Let's say you urgently need some all-purpose, homegrown stem cells to treat a medical condition. What if you could simply draw a few drops of your own blood and refine those stem cells for your personal use?
That's the futuristic picture painted by a paper in the latest Proceedings of the National Academy of Sciences, (PNAS), released online today, Feb. 24, 2003. It's titled: "A human peripheral blood monocyte-derived subset acts as pluripotent stem cells."
The paper's senior author is cell biologist and molecular geneticist Eliezer Huberman at the Argonne National Laboratory's Biochip Biotechnology Center, affiliated with the University of Chicago.
"We found a new class of potential stem cells," Huberman told BioWorld Today, "which we can expand. These cells are pluripotent; they can develop into a variety of cell types, including neuronal, liver, endothelial, macrophages and lymphocytes. And this is just the beginning of our studies.
"The other thing," Huberman continued, "is the fact that our cells resemble some research done recently by other investigators. They found that those cells were able to repopulate, or at least populate, certain human tissues. So potentially our cell system will be useful for future transplantation studies. And what's unique about it is that we can expand their number, and also maintain them in a frozen state. One can get these cells from an average person's circulation, freeze them down, because it's easy to get at them, and have them readily ready for potential future use."
Counting The Ways To Stem Cell Novelty
Huberman counted the novelties he found: "One, a subset of known cells called monocytes. Two, that we can expand them. And three, we showed without any doubt, on a single-cell level, that these monocytes are really pluripotent stem cells. Subsequent studies, we hope, will confirm the implication that they can be used in future transplantation - which would circumvent graft rejection - or in the case of neuronal damage, Alzheimer's disease and cancer patients.
"We should be able to transplant them," Huberman speculated, "because our cells will be expanded, differentiated as needed and converted into neuronal and other tissue types. Therefore we will be able to inject these differentiated cells into the appropriate patient - the same individual who has a need for them. And," he pointed out, "you can have cases of people who develop later in life ailments that involve damaged cells - for example Parkinson's disease. For many years these individuals were healthy as young people, indicating that their neurons have a potential to function normally. Perhaps we will be able to prolong the healthy periods enjoyed by these patients by injecting them with new neurons."
He defined Argonne's patent-pending technology as "a way to keep the subset of these monocytes, expand them, then induce them to mature with specific growth factors along different cell lineages."
Here's how Huberman characterized his key monocytes in the teeming population of human blood cells: "The blood is composed of different cell types," he recounted, "of which one component is of course the red blood cells. The other ones are leukocytes, the white blood cells. These divide into different subsets - mainly lymphocytes, granulocytes and monocytes - the smallest subset.
"These monocytes differentiate and mature into macrophages. Their function is to defend the body as an initial defense mechanism against invading foreign organisms by eating them up. Macrophages also produce a lot of growth factors, and present antigens to antibody-producing cells. Our studies entail use of a model cell system for deciphering the signaling steps that lead to conversion of progenitor cells into macrophages. And to confirm it in the real world we went to normal blood monocytes.

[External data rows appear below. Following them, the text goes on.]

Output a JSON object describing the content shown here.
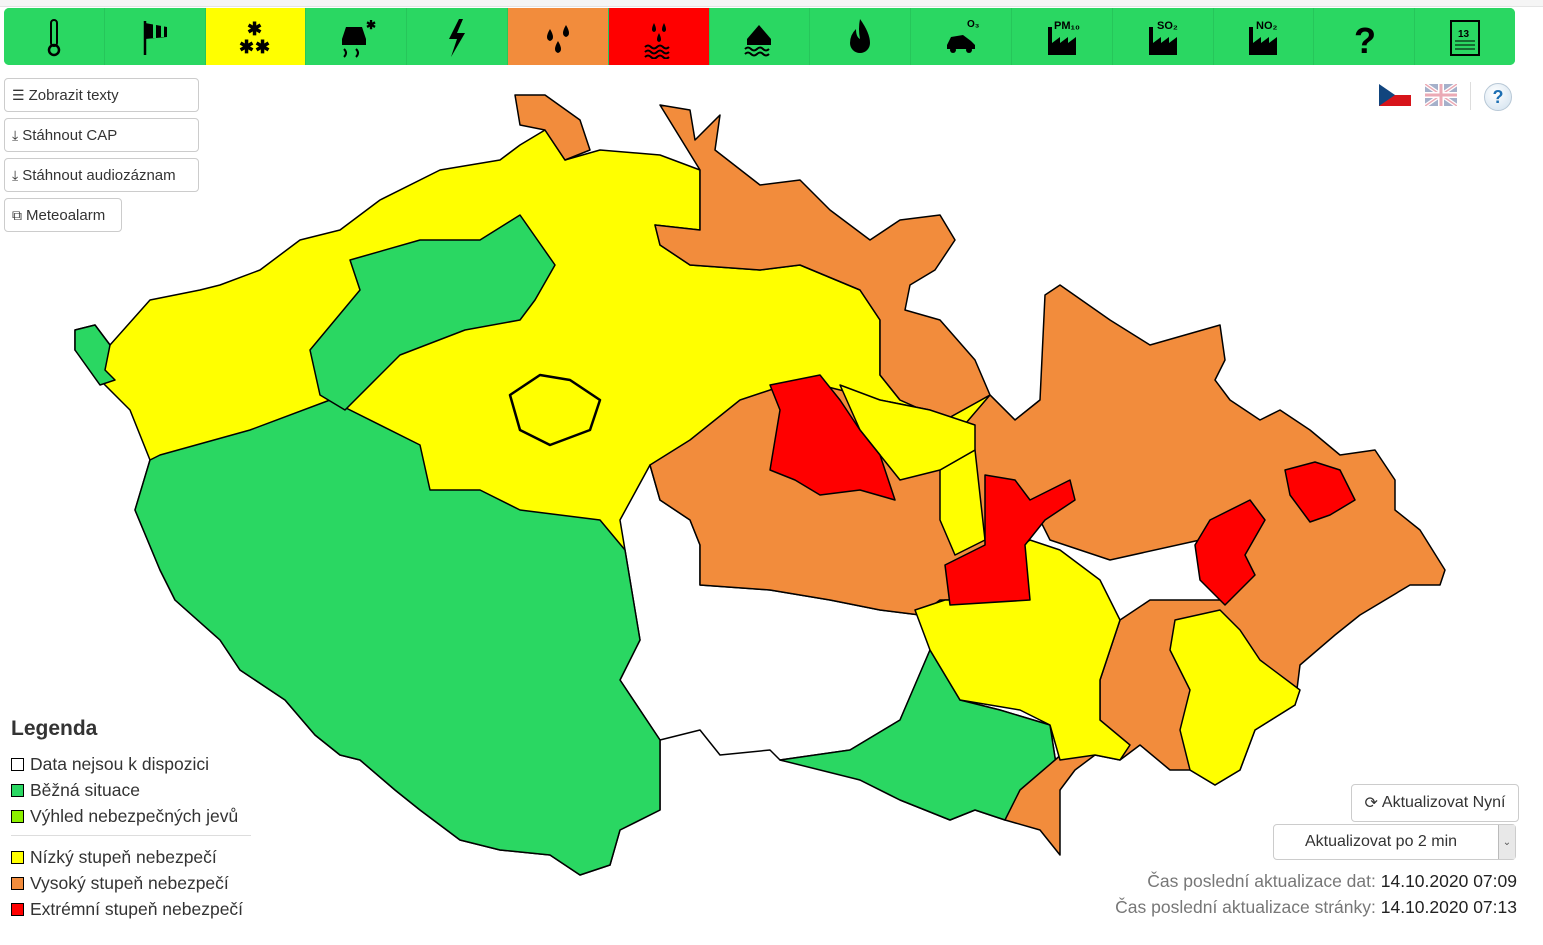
{
  "toolbar": {
    "items": [
      {
        "icon": "thermometer-icon",
        "level": "green"
      },
      {
        "icon": "windsock-icon",
        "level": "green"
      },
      {
        "icon": "snowflakes-icon",
        "level": "yellow"
      },
      {
        "icon": "slippery-road-icon",
        "level": "green"
      },
      {
        "icon": "lightning-icon",
        "level": "green"
      },
      {
        "icon": "rain-drops-icon",
        "level": "orange"
      },
      {
        "icon": "flood-rain-icon",
        "level": "red"
      },
      {
        "icon": "flooded-house-icon",
        "level": "green"
      },
      {
        "icon": "fire-icon",
        "level": "green"
      },
      {
        "icon": "car-ozone-icon",
        "level": "green",
        "label": "O3"
      },
      {
        "icon": "factory-pm10-icon",
        "level": "green",
        "label": "PM10"
      },
      {
        "icon": "factory-so2-icon",
        "level": "green",
        "label": "SO2"
      },
      {
        "icon": "factory-no2-icon",
        "level": "green",
        "label": "NO2"
      },
      {
        "icon": "question-icon",
        "level": "green",
        "label": "?"
      },
      {
        "icon": "calendar-icon",
        "level": "green",
        "label": "13"
      }
    ]
  },
  "colors": {
    "green": "#2ad762",
    "yellow": "#ffff00",
    "orange": "#f28c3c",
    "red": "#ff0000",
    "outlook": "#8cf000"
  },
  "buttons": {
    "show_texts": "Zobrazit texty",
    "download_cap": "Stáhnout CAP",
    "download_audio": "Stáhnout audiozáznam",
    "meteoalarm": "Meteoalarm",
    "refresh_now": "Aktualizovat Nyní"
  },
  "auto_refresh": {
    "selected": "Aktualizovat po 2 min"
  },
  "legend": {
    "title": "Legenda",
    "items": [
      {
        "label": "Data nejsou k dispozici",
        "color": "#ffffff"
      },
      {
        "label": "Běžná situace",
        "color": "#2ad762"
      },
      {
        "label": "Výhled nebezpečných jevů",
        "color": "#8cf000"
      },
      {
        "label": "Nízký stupeň nebezpečí",
        "color": "#ffff00"
      },
      {
        "label": "Vysoký stupeň nebezpečí",
        "color": "#f28c3c"
      },
      {
        "label": "Extrémní stupeň nebezpečí",
        "color": "#ff0000"
      }
    ]
  },
  "status": {
    "data_label": "Čas poslední aktualizace dat:",
    "data_time": "14.10.2020 07:09",
    "page_label": "Čas poslední aktualizace stránky:",
    "page_time": "14.10.2020 07:13"
  }
}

We had a culture used for other purposes," Huberman recounted, "and we noticed the culture developed a subpopulation that spontaneously manifested cell types with different characteristics, namely, cells that looked to us as neuronal, epithelial, etc.
"Then we started to perform controlled experiments to see if we could really induce these cell types. We then turned to clonal analysis," Huberman recalled. "We isolated single cells from the monocyte subsets, grew up a population of them, and then tested whether the progeny of the single cells can differentiate into different lineages. And they could. Which proves that clonal analysis is the best way to show that a cell is truly pluripotent.
"It then became apparent to us that these monocyte stem cells could serve as alternates to embryonic stem cells. Since ESCs raise legal and ethical questions, we are getting the monocytes solely from adults - consenting adults - for their own medical benefit. I presume that this will circumvent some of those political problems. Also, because you never know where the future leads, and the payoff comes from."
Mice Take Over Disease-Modeling Gigs
"Our ongoing work is to see if we can develop a number of other cell lineages. We want to move now from the human to the model system, like a mouse, and see whether we can with these cells help to alleviate clinical symptoms of a variety of diseases that mice model. We are hoping to start experimenting with mice in the near future.
"There is a significant number of human disease models," Huberman observed, "and we would like to see whether with these stem cells we will be able to cure, or at least help alleviate, some of the major symptoms. These mice will represent in vivo preclinical experiments. When that is finished, we'll go back to human experiments. Hopefully we or other people will do that. And I would expect that our paper will entice a variety of other labs to go in this direction. My post-doc and I are co-inventors of a pending patent application," Huberman concluded, "based on the title of our journal article."